One of our scientific objectives is to see how vent
organisms in the Indian Ocean relate to and differ from organisms
at Pacific and Atlantic Ocean vents. Another is to see how organisms
differ between vent sites in the Indian Ocean.
want to learn the distribution patterns of animals and what causes
those patterns to exist, a branch of science called biogeography.
Studying only one vent site is not enough. It would be like visiting
Michigan and concluding that every state in America is flat,
covered in leafy trees and surrounded by fresh water lakes.
The same concept is true at hydrothermal vent sites.
Just like trees and geographic features vary from place to place
on land, we know from studies in the
Eastern Pacific Ocean that animal species can differ from vent site to vent site, said
Biologist Tim Shank.
Tim has studied vent shrimp and other animals along
the East Pacific Rise, located offshore Mexico.

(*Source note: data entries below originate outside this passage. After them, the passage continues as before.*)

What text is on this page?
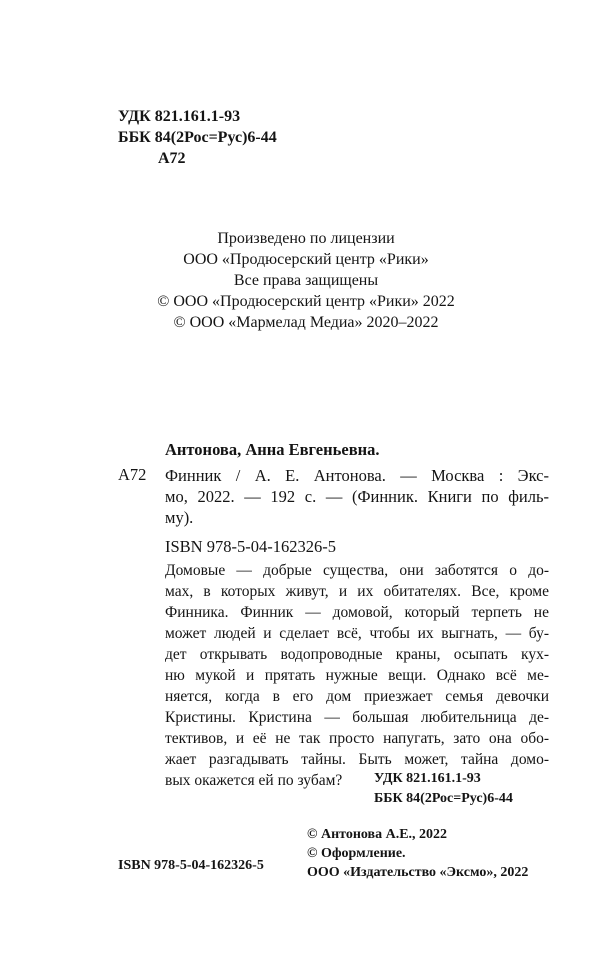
УДК 821.161.1-93
ББК 84(2Рос=Рус)6-44
А72
Произведено по лицензии
ООО «Продюсерский центр «Рики»
Все права защищены
© ООО «Продюсерский центр «Рики» 2022
© ООО «Мармелад Медиа» 2020–2022
Антонова, Анна Евгеньевна.
А72 Финник / А. Е. Антонова. — Москва : Экс-
мо, 2022. — 192 с. — (Финник. Книги по филь-
му).
ISBN 978-5-04-162326-5
Домовые — добрые существа, они заботятся о до-
мах, в которых живут, и их обитателях. Все, кроме
Финника. Финник — домовой, который терпеть не
может людей и сделает всё, чтобы их выгнать, — бу-
дет открывать водопроводные краны, осыпать кух-
ню мукой и прятать нужные вещи. Однако всё ме-
няется, когда в его дом приезжает семья девочки
Кристины. Кристина — большая любительница де-
тективов, и её не так просто напугать, зато она обо-
жает разгадывать тайны. Быть может, тайна домо-
вых окажется ей по зубам?	УДК 821.161.1-93
ББК 84(2Рос=Рус)6-44
© Антонова А.Е., 2022
© Оформление.
ООО «Издательство «Эксмо», 2022
ISBN 978-5-04-162326-5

At 13°N, he saw many mussels.
But looking north nearly 500 miles, we saw a big difference in the distribution
of animals, said Tim. We saw mostly clams and tube worms, but no
sign of a mussel.
Tonight we are at a second site on the Central Indian
Ridge, located about 80 nautical miles north of the Kairei Vent
Field. Will the fauna be the same at this deeper site? Maybe clams
or tube worms live here, animals we did not find at Kairei. Or
perhaps we will see now-familiar mussels, shrimp and crabs?

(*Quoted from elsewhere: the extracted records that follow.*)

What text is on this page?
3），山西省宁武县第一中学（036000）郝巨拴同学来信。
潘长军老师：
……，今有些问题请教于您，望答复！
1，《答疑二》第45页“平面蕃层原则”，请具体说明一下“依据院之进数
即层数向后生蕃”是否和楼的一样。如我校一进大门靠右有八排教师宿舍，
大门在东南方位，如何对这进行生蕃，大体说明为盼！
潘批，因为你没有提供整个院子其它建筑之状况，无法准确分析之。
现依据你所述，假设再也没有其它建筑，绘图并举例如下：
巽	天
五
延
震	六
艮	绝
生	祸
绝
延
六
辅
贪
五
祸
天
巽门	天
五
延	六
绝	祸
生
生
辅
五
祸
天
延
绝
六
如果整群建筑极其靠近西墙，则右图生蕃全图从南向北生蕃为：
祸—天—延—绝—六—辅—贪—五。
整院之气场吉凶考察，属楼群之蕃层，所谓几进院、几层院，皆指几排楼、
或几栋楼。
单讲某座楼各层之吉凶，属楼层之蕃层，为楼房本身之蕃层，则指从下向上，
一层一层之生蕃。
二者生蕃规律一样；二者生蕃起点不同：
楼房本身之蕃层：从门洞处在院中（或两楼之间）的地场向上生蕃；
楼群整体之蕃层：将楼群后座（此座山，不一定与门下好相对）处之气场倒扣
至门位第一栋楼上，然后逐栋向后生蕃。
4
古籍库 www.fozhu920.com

The Plume Team hit the ground running when we arrived
at 24°S last night
under a star-littered sky. Plume Team members Bob Collier, Marvin Lilley and
Darryl Green worked until late afternoon today narrowing our search area on the
eastern wall of the rift valley.
Tonight, we will send Jason down to explore. If we
find a vent, it will be only the second hydrothermal vent site
ever found and explored in the Indian Ocean.